What is now commonly referred to as plyometrics started out in Russia as training for Olympic athletes during the Cold War era by a different name: shock method. The idea being behind plyometrics is that we increase strength through the explosive release of elastic energy, stored in the connective tissue during eccentric muscle contraction and released on the concentric portion. In other words we lower down, store energy on the descent, and explode up precisely like a slingshot. A rapid muscle lengthening phase followed by an explosive muscle shortening phase (contraction).
Performed correctly, and plyometrics are an effective way to apply maximum force and muscle power in movements like squat jumps and plyo pushups. It’s a highly effective way to add load without having equipment, so for those of you who think you don’t have any equipment, you do: Your body + plyometrics + gravity = weighted resistance.
They are also an effective way to increase caloric burn when time is a factor, aka, before the workout goes too long and you get bored as shit. Some days we might see plyometrics as a strength movement for maximal force and power, other days we may see low level impact movements in a conditioning format. Both work. If you remember anything about fitness at all, remember this: If Russia does it, it works.
Isometrics are held positions of maximal muscle contraction for an extended period of time like a plank, squat or push-up hold, while keeping our joint angles constant. A traditional biphasic movement like a squat has an up (concentric) and a down (eccentric), and each of those have different agonist and antagonist muscles that are each working a little more than the other in their respective phases. For example, in a bicep curl your agonist is the biceps (more of the work) and the antagonist is your triceps (some of the work). However, in isometric movements there are no traditional agonist/antagonist because everything is turned on at all times, peak tension, and working at nearly 100% of their capacity if performed correctly. This is why isometric contractions produce greater muscle activation than both the eccentric and concentric portions of a movement.
As we’ll see in the upcoming weeks, isometric pauses at various sticking points of movements are a very effective way to get past those areas of weakness. The last few inches of a push-up, the first few inches out of the hole on a squat, etc. Because movement of the joints are not permitted, the constant state of muscle tension requires an energy expenditure that stimulates enough adaptation in our neuromuscular system to not only support strength, but develop it.
3. Unilateral, Contralateral, and Ipsilateral Training
Unilateral, as in single leg or arm (i.e lunges). Contralateral, as in your opposite arm working with your opposite leg (i.e. a single leg RDL right arm holding a DB and taking it to your left foot ). Ipsilateral, as in your same arm working with your same leg (i.e. a single leg RDL where you are holding the DB in the same arm as your working leg).
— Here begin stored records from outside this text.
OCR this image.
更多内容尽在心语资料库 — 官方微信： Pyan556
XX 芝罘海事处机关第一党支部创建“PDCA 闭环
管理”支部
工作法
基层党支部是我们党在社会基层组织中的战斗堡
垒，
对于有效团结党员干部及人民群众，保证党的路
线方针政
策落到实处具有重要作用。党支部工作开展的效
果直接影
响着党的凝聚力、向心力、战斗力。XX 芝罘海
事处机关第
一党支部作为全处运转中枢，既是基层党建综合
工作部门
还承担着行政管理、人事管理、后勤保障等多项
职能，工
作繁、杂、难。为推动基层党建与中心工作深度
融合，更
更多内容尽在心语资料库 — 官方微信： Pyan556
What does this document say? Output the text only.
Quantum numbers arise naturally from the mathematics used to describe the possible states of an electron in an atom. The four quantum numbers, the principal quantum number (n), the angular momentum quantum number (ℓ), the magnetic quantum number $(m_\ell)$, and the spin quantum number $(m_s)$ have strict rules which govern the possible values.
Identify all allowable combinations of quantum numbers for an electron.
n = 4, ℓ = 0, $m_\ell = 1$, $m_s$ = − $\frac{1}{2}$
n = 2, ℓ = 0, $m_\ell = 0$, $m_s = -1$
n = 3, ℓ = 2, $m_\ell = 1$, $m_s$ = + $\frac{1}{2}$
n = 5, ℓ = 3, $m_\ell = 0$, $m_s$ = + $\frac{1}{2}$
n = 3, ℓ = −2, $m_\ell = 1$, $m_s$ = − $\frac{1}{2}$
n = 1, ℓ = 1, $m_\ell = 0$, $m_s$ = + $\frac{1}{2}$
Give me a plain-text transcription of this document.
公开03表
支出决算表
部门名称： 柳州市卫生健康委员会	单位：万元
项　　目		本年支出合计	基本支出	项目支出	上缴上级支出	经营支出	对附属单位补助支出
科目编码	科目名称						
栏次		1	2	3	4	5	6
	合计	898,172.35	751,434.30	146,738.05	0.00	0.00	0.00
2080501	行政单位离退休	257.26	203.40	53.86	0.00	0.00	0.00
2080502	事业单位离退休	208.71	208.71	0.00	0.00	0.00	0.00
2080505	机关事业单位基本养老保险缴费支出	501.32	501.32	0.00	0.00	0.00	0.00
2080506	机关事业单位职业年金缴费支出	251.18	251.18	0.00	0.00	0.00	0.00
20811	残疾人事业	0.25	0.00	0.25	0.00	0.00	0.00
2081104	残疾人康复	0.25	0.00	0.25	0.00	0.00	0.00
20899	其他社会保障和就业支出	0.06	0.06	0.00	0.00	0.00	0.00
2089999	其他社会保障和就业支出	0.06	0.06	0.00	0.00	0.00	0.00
You’ll often find movements on the board hat force us to train single and isolated parts of our body in this manner and they are beneficial because of the varying stability adaptation they create. Stability is a non-negotiable skill when it comes to getting strong and fit, and to stay healthy under the barbell for years to come. Contralateral and ipsilateral movements force us to stabilize in a much greater level than bilateral movements like squats because only one side is working, and since everything must have an equal or opposite reaction, the force on the stabilizing side is just as significant as the force on the working side. The result of this kind of stability training is an improved ability to maintain good form on the bilateral movements when we return to them. Greater form not only means improved safety, but improved gains.
You like gains, dontcha?
Additionally, there is a sneaky benefit when it comes to building and maintaining muscle. While bilateral movements unquestionably develop greater total loading ability which yield greater strength gains, it is actually unilateral work generally allows for greater ranges of motion and thus, potentially improved muscle activation.